News

Here is a report on recent news and commentary related to the Federal Circuit and its cases. Today’s report highlights:

  • a report discussing the Federal Circuit’s refusal to consider a ruling addressing alleged venue manipulation;
  • an article about a Federal Circuit opinion addressing alleged inequitable conduct in the procurement of a patent; and
  • an article discussing difficulty in the application of the non-obviousness patentability requirement in the context of design patents.

Dani Kass for Law360 reported that “[t]he full Federal Circuit won’t reconsider a ruling that Judge Alan Albright’s decision to keep patent litigation against Samsung and LG in the Western District of Texas had allowed venue manipulation.” Kass highlighted that “[a] reevaluation of the Federal Circuit’s ruling could have had a huge impact, given that about a quarter of patent cases filed this year have been in his court.”

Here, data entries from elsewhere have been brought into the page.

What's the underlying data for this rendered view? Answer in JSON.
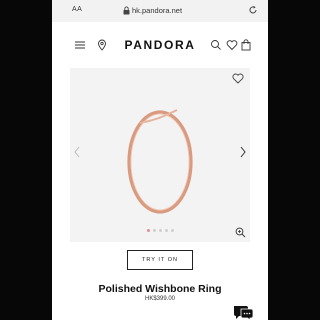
{
  "browser": {
    "text_size_label": "AA",
    "url": "hk.pandora.net"
  },
  "nav": {
    "logo": "PANDORA"
  },
  "product": {
    "image_dots": {
      "count": 5,
      "active_index": 0
    },
    "try_on_label": "TRY IT ON",
    "name": "Polished Wishbone Ring",
    "price": "HK$399.00"
  },
  "colors": {
    "ring": "#d99a80",
    "active_dot": "#e88a9b",
    "image_bg": "#f3f3f3",
    "frame": "#070707"
  },
  "icons": [
    "lock-icon",
    "reload-icon",
    "menu-icon",
    "location-icon",
    "search-icon",
    "heart-icon",
    "bag-icon",
    "wishlist-heart-icon",
    "chevron-left-icon",
    "chevron-right-icon",
    "zoom-icon",
    "chat-icon"
  ]
}
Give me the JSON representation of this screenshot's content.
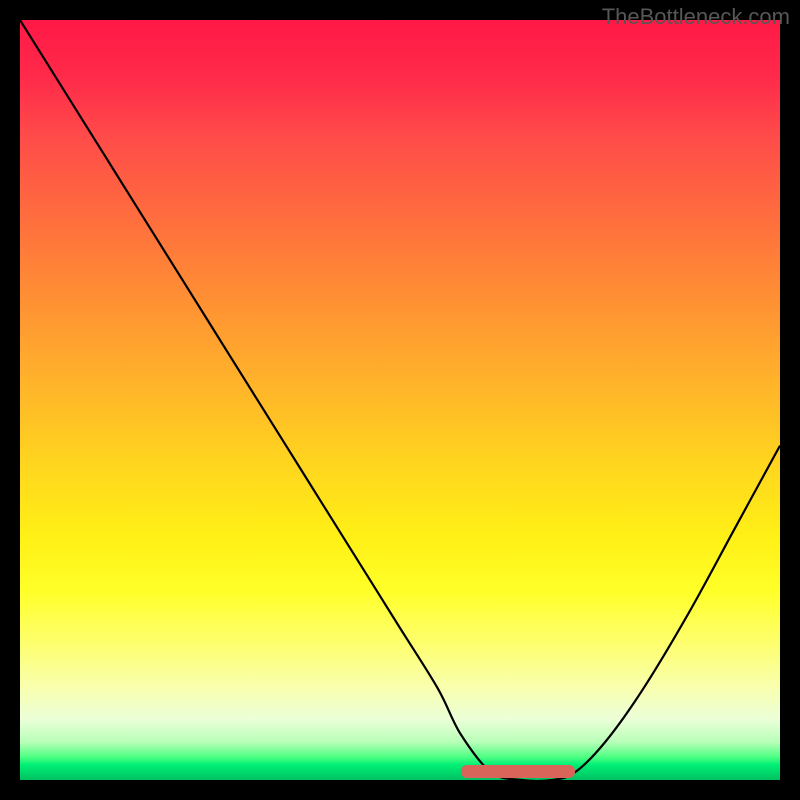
{
  "watermark": "TheBottleneck.com",
  "chart_data": {
    "type": "line",
    "title": "",
    "xlabel": "",
    "ylabel": "",
    "xlim": [
      0,
      100
    ],
    "ylim": [
      0,
      100
    ],
    "background_gradient": {
      "orientation": "vertical",
      "stops": [
        {
          "pos": 0,
          "color": "#ff1846"
        },
        {
          "pos": 50,
          "color": "#ffc820"
        },
        {
          "pos": 80,
          "color": "#ffff60"
        },
        {
          "pos": 100,
          "color": "#00c060"
        }
      ]
    },
    "series": [
      {
        "name": "bottleneck-curve",
        "color": "#000000",
        "x": [
          0,
          5,
          10,
          15,
          20,
          25,
          30,
          35,
          40,
          45,
          50,
          55,
          58,
          62,
          66,
          70,
          73,
          77,
          82,
          88,
          94,
          100
        ],
        "y": [
          100,
          92,
          84,
          76,
          68,
          60,
          52,
          44,
          36,
          28,
          20,
          12,
          6,
          1,
          0,
          0,
          1,
          5,
          12,
          22,
          33,
          44
        ]
      }
    ],
    "annotations": [
      {
        "name": "optimal-range-marker",
        "type": "segment",
        "color": "#d9645a",
        "y": 1.2,
        "x_start": 58,
        "x_end": 73
      }
    ]
  }
}
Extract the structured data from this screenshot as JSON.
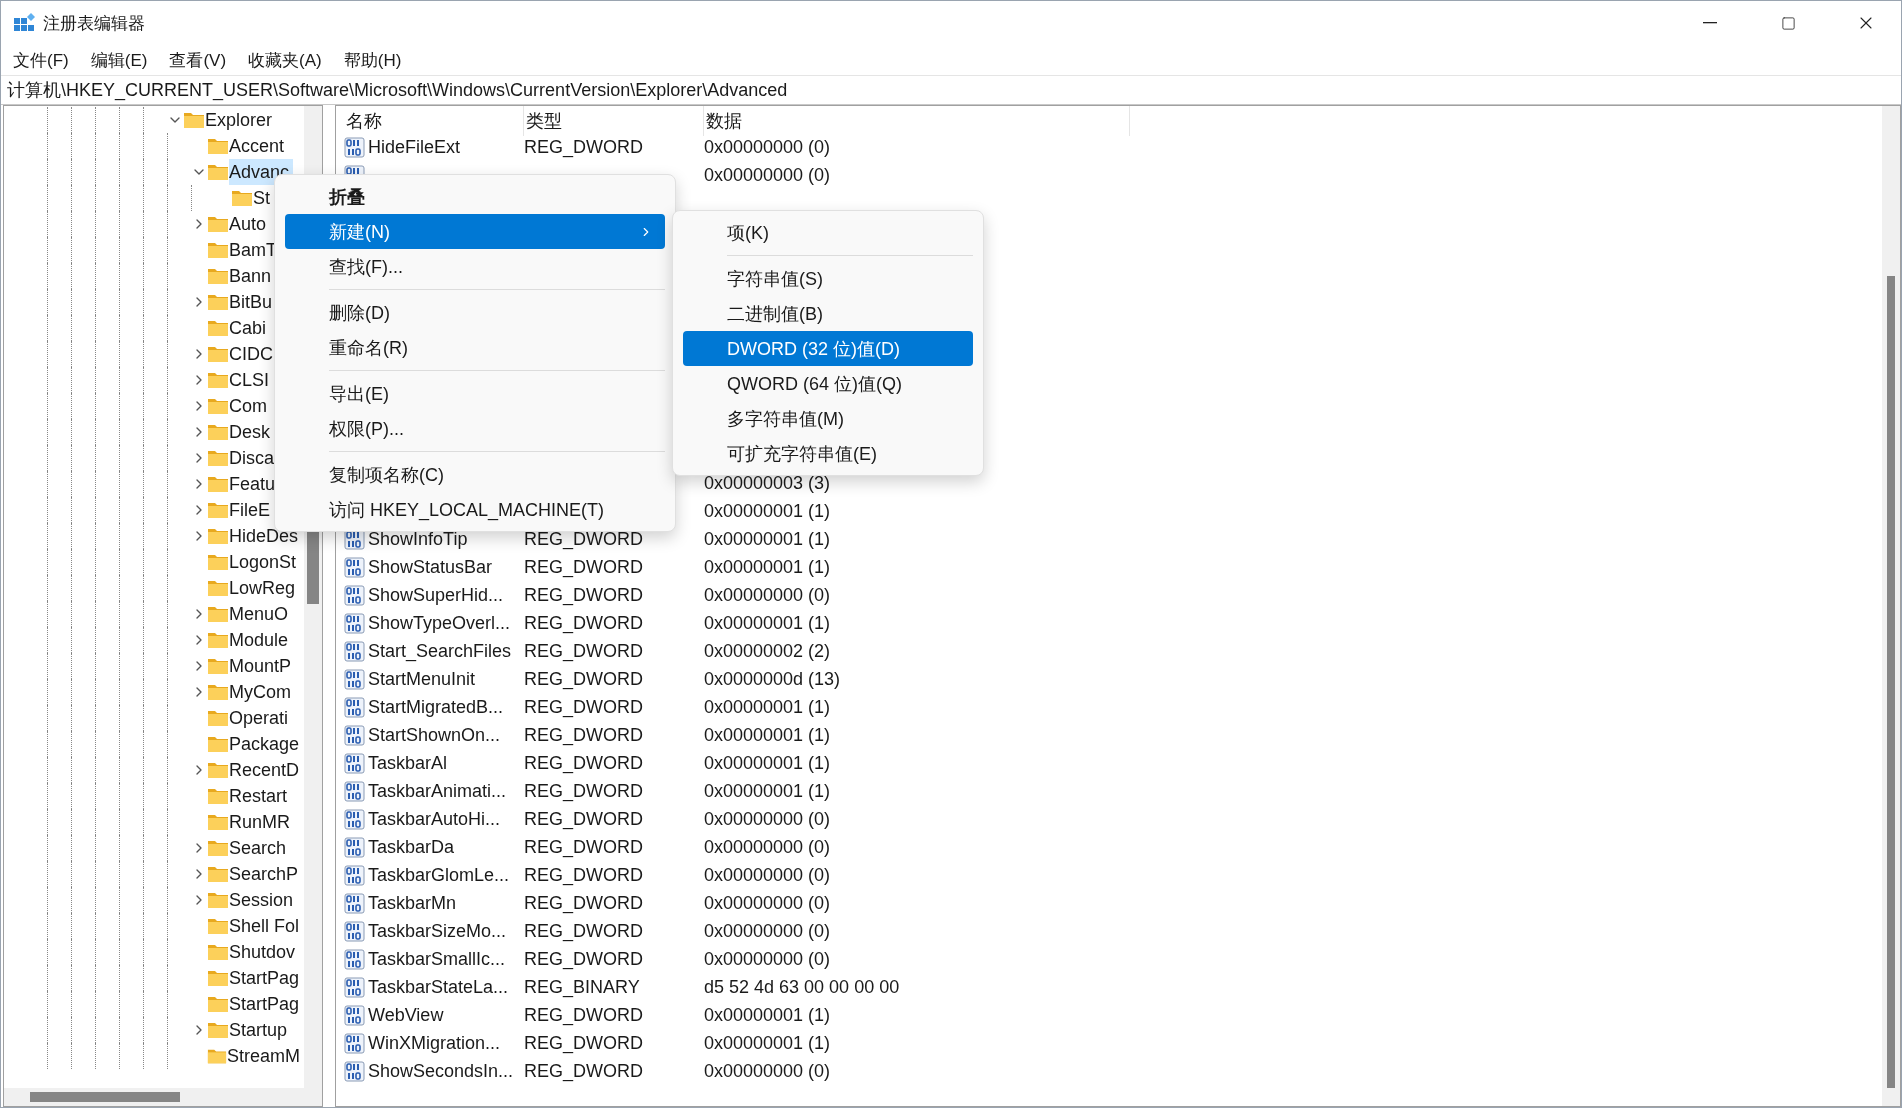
{
  "window": {
    "title": "注册表编辑器"
  },
  "menu_bar": [
    "文件(F)",
    "编辑(E)",
    "查看(V)",
    "收藏夹(A)",
    "帮助(H)"
  ],
  "address": "计算机\\HKEY_CURRENT_USER\\Software\\Microsoft\\Windows\\CurrentVersion\\Explorer\\Advanced",
  "tree": [
    {
      "label": "Explorer",
      "expanded": true,
      "selected": false,
      "children": [
        {
          "label": "Accent",
          "selected": false
        },
        {
          "label": "Advanc",
          "expanded": true,
          "selected": true,
          "children": [
            {
              "label": "St",
              "selected": false
            }
          ]
        },
        {
          "label": "Auto",
          "expanded": false,
          "selected": false
        },
        {
          "label": "BamT",
          "selected": false
        },
        {
          "label": "Bann",
          "selected": false
        },
        {
          "label": "BitBu",
          "expanded": false,
          "selected": false
        },
        {
          "label": "Cabi",
          "selected": false
        },
        {
          "label": "CIDC",
          "expanded": false,
          "selected": false
        },
        {
          "label": "CLSI",
          "expanded": false,
          "selected": false
        },
        {
          "label": "Com",
          "expanded": false,
          "selected": false
        },
        {
          "label": "Desk",
          "expanded": false,
          "selected": false
        },
        {
          "label": "Disca",
          "expanded": false,
          "selected": false
        },
        {
          "label": "Featu",
          "expanded": false,
          "selected": false
        },
        {
          "label": "FileE",
          "expanded": false,
          "selected": false
        },
        {
          "label": "HideDes",
          "expanded": false,
          "selected": false
        },
        {
          "label": "LogonSt",
          "selected": false
        },
        {
          "label": "LowReg",
          "selected": false
        },
        {
          "label": "MenuO",
          "expanded": false,
          "selected": false
        },
        {
          "label": "Module",
          "expanded": false,
          "selected": false
        },
        {
          "label": "MountP",
          "expanded": false,
          "selected": false
        },
        {
          "label": "MyCom",
          "expanded": false,
          "selected": false
        },
        {
          "label": "Operati",
          "selected": false
        },
        {
          "label": "Package",
          "selected": false
        },
        {
          "label": "RecentD",
          "expanded": false,
          "selected": false
        },
        {
          "label": "Restart",
          "selected": false
        },
        {
          "label": "RunMR",
          "selected": false
        },
        {
          "label": "Search",
          "expanded": false,
          "selected": false
        },
        {
          "label": "SearchP",
          "expanded": false,
          "selected": false
        },
        {
          "label": "Session",
          "expanded": false,
          "selected": false
        },
        {
          "label": "Shell Fol",
          "selected": false
        },
        {
          "label": "Shutdov",
          "selected": false
        },
        {
          "label": "StartPag",
          "selected": false
        },
        {
          "label": "StartPag",
          "selected": false
        },
        {
          "label": "Startup",
          "expanded": false,
          "selected": false
        },
        {
          "label": "StreamM",
          "selected": false
        }
      ]
    }
  ],
  "table": {
    "columns": [
      "名称",
      "类型",
      "数据"
    ],
    "rows": [
      {
        "icon": true,
        "name": "HideFileExt",
        "type": "REG_DWORD",
        "data": "0x00000000 (0)"
      },
      {
        "icon": true,
        "data": "0x00000000 (0)"
      },
      {
        "icon": false
      },
      {
        "icon": false
      },
      {
        "icon": false
      },
      {
        "icon": false
      },
      {
        "icon": false
      },
      {
        "icon": false
      },
      {
        "icon": false
      },
      {
        "icon": false
      },
      {
        "icon": false
      },
      {
        "icon": false
      },
      {
        "icon": false,
        "data": "0x00000003 (3)"
      },
      {
        "icon": false,
        "data": "0x00000001 (1)"
      },
      {
        "icon": true,
        "name": "ShowInfoTip",
        "type": "REG_DWORD",
        "data": "0x00000001 (1)"
      },
      {
        "icon": true,
        "name": "ShowStatusBar",
        "type": "REG_DWORD",
        "data": "0x00000001 (1)"
      },
      {
        "icon": true,
        "name": "ShowSuperHid...",
        "type": "REG_DWORD",
        "data": "0x00000000 (0)"
      },
      {
        "icon": true,
        "name": "ShowTypeOverl...",
        "type": "REG_DWORD",
        "data": "0x00000001 (1)"
      },
      {
        "icon": true,
        "name": "Start_SearchFiles",
        "type": "REG_DWORD",
        "data": "0x00000002 (2)"
      },
      {
        "icon": true,
        "name": "StartMenuInit",
        "type": "REG_DWORD",
        "data": "0x0000000d (13)"
      },
      {
        "icon": true,
        "name": "StartMigratedB...",
        "type": "REG_DWORD",
        "data": "0x00000001 (1)"
      },
      {
        "icon": true,
        "name": "StartShownOn...",
        "type": "REG_DWORD",
        "data": "0x00000001 (1)"
      },
      {
        "icon": true,
        "name": "TaskbarAl",
        "type": "REG_DWORD",
        "data": "0x00000001 (1)"
      },
      {
        "icon": true,
        "name": "TaskbarAnimati...",
        "type": "REG_DWORD",
        "data": "0x00000001 (1)"
      },
      {
        "icon": true,
        "name": "TaskbarAutoHi...",
        "type": "REG_DWORD",
        "data": "0x00000000 (0)"
      },
      {
        "icon": true,
        "name": "TaskbarDa",
        "type": "REG_DWORD",
        "data": "0x00000000 (0)"
      },
      {
        "icon": true,
        "name": "TaskbarGlomLe...",
        "type": "REG_DWORD",
        "data": "0x00000000 (0)"
      },
      {
        "icon": true,
        "name": "TaskbarMn",
        "type": "REG_DWORD",
        "data": "0x00000000 (0)"
      },
      {
        "icon": true,
        "name": "TaskbarSizeMo...",
        "type": "REG_DWORD",
        "data": "0x00000000 (0)"
      },
      {
        "icon": true,
        "name": "TaskbarSmallIc...",
        "type": "REG_DWORD",
        "data": "0x00000000 (0)"
      },
      {
        "icon": true,
        "name": "TaskbarStateLa...",
        "type": "REG_BINARY",
        "data": "d5 52 4d 63 00 00 00 00"
      },
      {
        "icon": true,
        "name": "WebView",
        "type": "REG_DWORD",
        "data": "0x00000001 (1)"
      },
      {
        "icon": true,
        "name": "WinXMigration...",
        "type": "REG_DWORD",
        "data": "0x00000001 (1)"
      },
      {
        "icon": true,
        "name": "ShowSecondsIn...",
        "type": "REG_DWORD",
        "data": "0x00000000 (0)"
      }
    ]
  },
  "context_menu": {
    "items": [
      {
        "kind": "header",
        "label": "折叠",
        "selected": false
      },
      {
        "kind": "submenu",
        "label": "新建(N)",
        "selected": true
      },
      {
        "kind": "item",
        "label": "查找(F)...",
        "selected": false
      },
      {
        "kind": "separator"
      },
      {
        "kind": "item",
        "label": "删除(D)",
        "selected": false
      },
      {
        "kind": "item",
        "label": "重命名(R)",
        "selected": false
      },
      {
        "kind": "separator"
      },
      {
        "kind": "item",
        "label": "导出(E)",
        "selected": false
      },
      {
        "kind": "item",
        "label": "权限(P)...",
        "selected": false
      },
      {
        "kind": "separator"
      },
      {
        "kind": "item",
        "label": "复制项名称(C)",
        "selected": false
      },
      {
        "kind": "item",
        "label": "访问 HKEY_LOCAL_MACHINE(T)",
        "selected": false
      }
    ]
  },
  "submenu": {
    "items": [
      {
        "kind": "item",
        "label": "项(K)",
        "selected": false
      },
      {
        "kind": "separator"
      },
      {
        "kind": "item",
        "label": "字符串值(S)",
        "selected": false
      },
      {
        "kind": "item",
        "label": "二进制值(B)",
        "selected": false
      },
      {
        "kind": "item",
        "label": "DWORD (32 位)值(D)",
        "selected": true
      },
      {
        "kind": "item",
        "label": "QWORD (64 位)值(Q)",
        "selected": false
      },
      {
        "kind": "item",
        "label": "多字符串值(M)",
        "selected": false
      },
      {
        "kind": "item",
        "label": "可扩充字符串值(E)",
        "selected": false
      }
    ]
  }
}
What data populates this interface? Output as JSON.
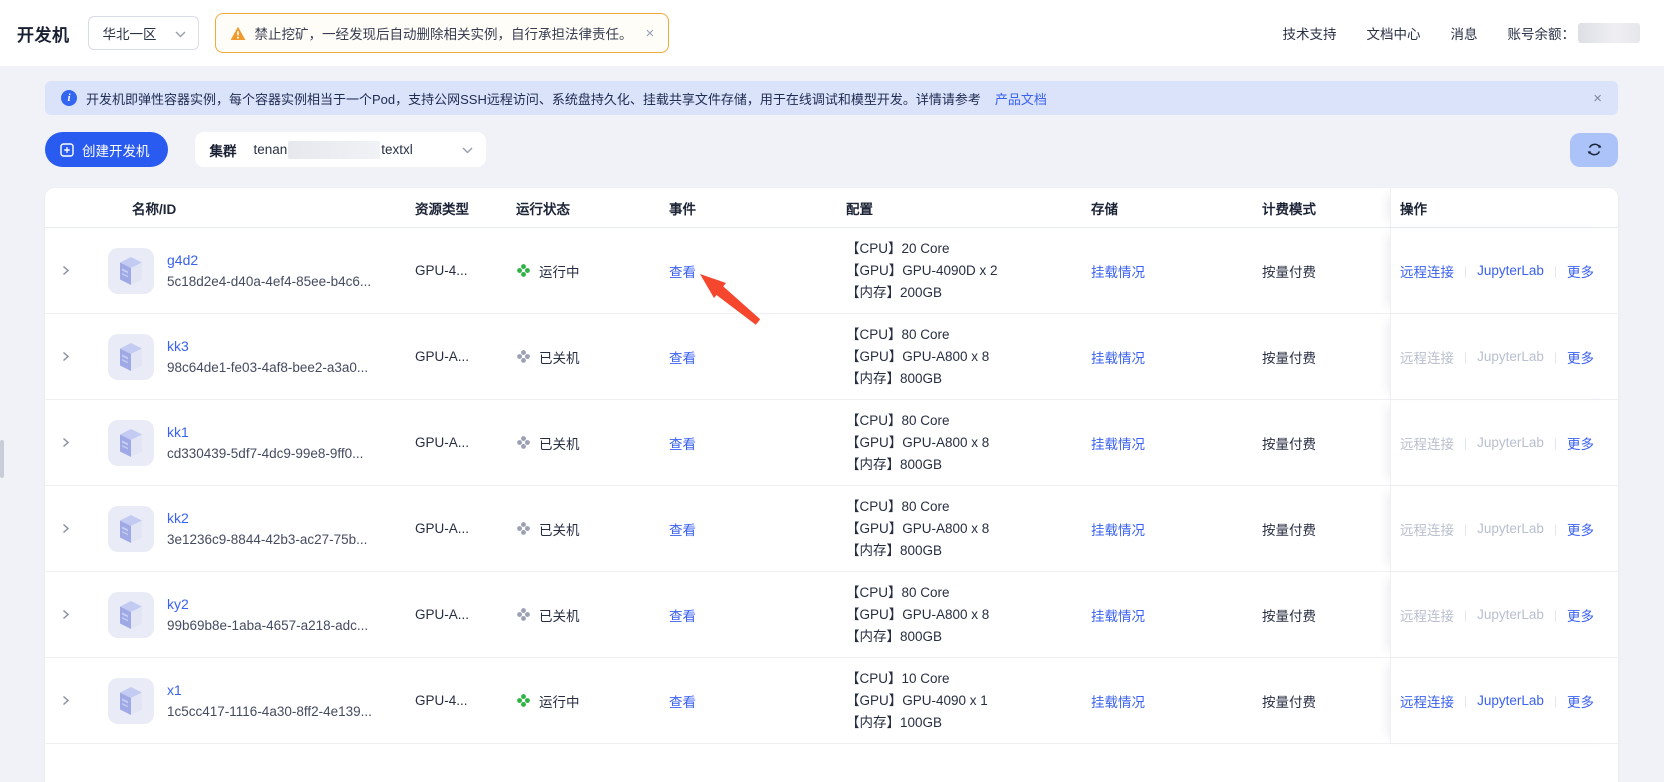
{
  "topbar": {
    "app_title": "开发机",
    "region": "华北一区",
    "warning_text": "禁止挖矿，一经发现后自动删除相关实例，自行承担法律责任。",
    "warning_close": "×",
    "nav_links": {
      "support": "技术支持",
      "docs": "文档中心",
      "messages": "消息"
    },
    "balance_label": "账号余额："
  },
  "notice": {
    "text": "开发机即弹性容器实例，每个容器实例相当于一个Pod，支持公网SSH远程访问、系统盘持久化、挂载共享文件存储，用于在线调试和模型开发。详情请参考",
    "link": "产品文档",
    "close": "×"
  },
  "toolbar": {
    "create_label": "创建开发机",
    "cluster_label": "集群",
    "cluster_value_prefix": "tenan",
    "cluster_value_suffix": "textxl"
  },
  "table": {
    "columns": {
      "name": "名称/ID",
      "type": "资源类型",
      "status": "运行状态",
      "event": "事件",
      "config": "配置",
      "storage": "存储",
      "billing": "计费模式",
      "ops": "操作"
    },
    "event_link": "查看",
    "storage_link": "挂载情况",
    "ops_labels": {
      "remote": "远程连接",
      "jupyter": "JupyterLab",
      "more": "更多"
    },
    "ops_separator": "|",
    "rows": [
      {
        "name": "g4d2",
        "id": "5c18d2e4-d40a-4ef4-85ee-b4c6...",
        "type": "GPU-4...",
        "status_text": "运行中",
        "status_state": "running",
        "config": [
          "【CPU】20 Core",
          "【GPU】GPU-4090D x 2",
          "【内存】200GB"
        ],
        "billing": "按量付费"
      },
      {
        "name": "kk3",
        "id": "98c64de1-fe03-4af8-bee2-a3a0...",
        "type": "GPU-A...",
        "status_text": "已关机",
        "status_state": "stopped",
        "config": [
          "【CPU】80 Core",
          "【GPU】GPU-A800 x 8",
          "【内存】800GB"
        ],
        "billing": "按量付费"
      },
      {
        "name": "kk1",
        "id": "cd330439-5df7-4dc9-99e8-9ff0...",
        "type": "GPU-A...",
        "status_text": "已关机",
        "status_state": "stopped",
        "config": [
          "【CPU】80 Core",
          "【GPU】GPU-A800 x 8",
          "【内存】800GB"
        ],
        "billing": "按量付费"
      },
      {
        "name": "kk2",
        "id": "3e1236c9-8844-42b3-ac27-75b...",
        "type": "GPU-A...",
        "status_text": "已关机",
        "status_state": "stopped",
        "config": [
          "【CPU】80 Core",
          "【GPU】GPU-A800 x 8",
          "【内存】800GB"
        ],
        "billing": "按量付费"
      },
      {
        "name": "ky2",
        "id": "99b69b8e-1aba-4657-a218-adc...",
        "type": "GPU-A...",
        "status_text": "已关机",
        "status_state": "stopped",
        "config": [
          "【CPU】80 Core",
          "【GPU】GPU-A800 x 8",
          "【内存】800GB"
        ],
        "billing": "按量付费"
      },
      {
        "name": "x1",
        "id": "1c5cc417-1116-4a30-8ff2-4e139...",
        "type": "GPU-4...",
        "status_text": "运行中",
        "status_state": "running",
        "config": [
          "【CPU】10 Core",
          "【GPU】GPU-4090 x 1",
          "【内存】100GB"
        ],
        "billing": "按量付费"
      }
    ]
  },
  "icons": {
    "warning-icon": "⚠ orange triangle",
    "info-icon": "i in blue circle",
    "chevron-down-icon": "▾",
    "close-icon": "×",
    "plus-square-icon": "⊞",
    "refresh-icon": "⟳",
    "expand-chevron-icon": "›",
    "status-fan-icon": "✤ clover/fan",
    "machine-icon": "isometric server box",
    "red-arrow-annotation": "↖ red pointer arrow"
  },
  "colors": {
    "accent": "#2a5bf0",
    "link": "#3a61f0",
    "running": "#2fb344",
    "stopped": "#9ba1b3",
    "warning_border": "#f3a93c",
    "notice_bg": "#dbe3fb",
    "disabled_link": "#b9bfce",
    "arrow": "#f5462e",
    "page_bg": "#f0f2f8"
  }
}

Blake Brittain authored an article for Reuters discussing how “[a] Pfizer unit’s win against Belcher Pharmaceuticals’ claims that its adrenaline shot Abboject infringed a Belcher adrenaline patent was upheld by the U.S. Court of Appeals for the Federal Circuit.” Brittain explained, citing Judge Reyna, that “Belcher’s patent was invalid because the company purposely omitted important information from its application that would have kept the U.S. Patent and Trademark Office from awarding the patent if it had had the information.”

Adam P. Samansky, Peter J. Cuomo, and Serge Subach filed an article with Lexology detailing the Federal Circuit’s recent decision in Campbell Soup Co. v. Gamon Plus, Inc. According to the authors, the opinion clarifies “how [patent law’s] objective indicia of nonobviousness should be applied to successful and praise-worthy soup can displays.” More specifically, they noted, “the Court recognized the difficulty of applying its standard to design patents” given that “a design patent will always have some significant unclaimed features when compared to its functional commercial embodiment.”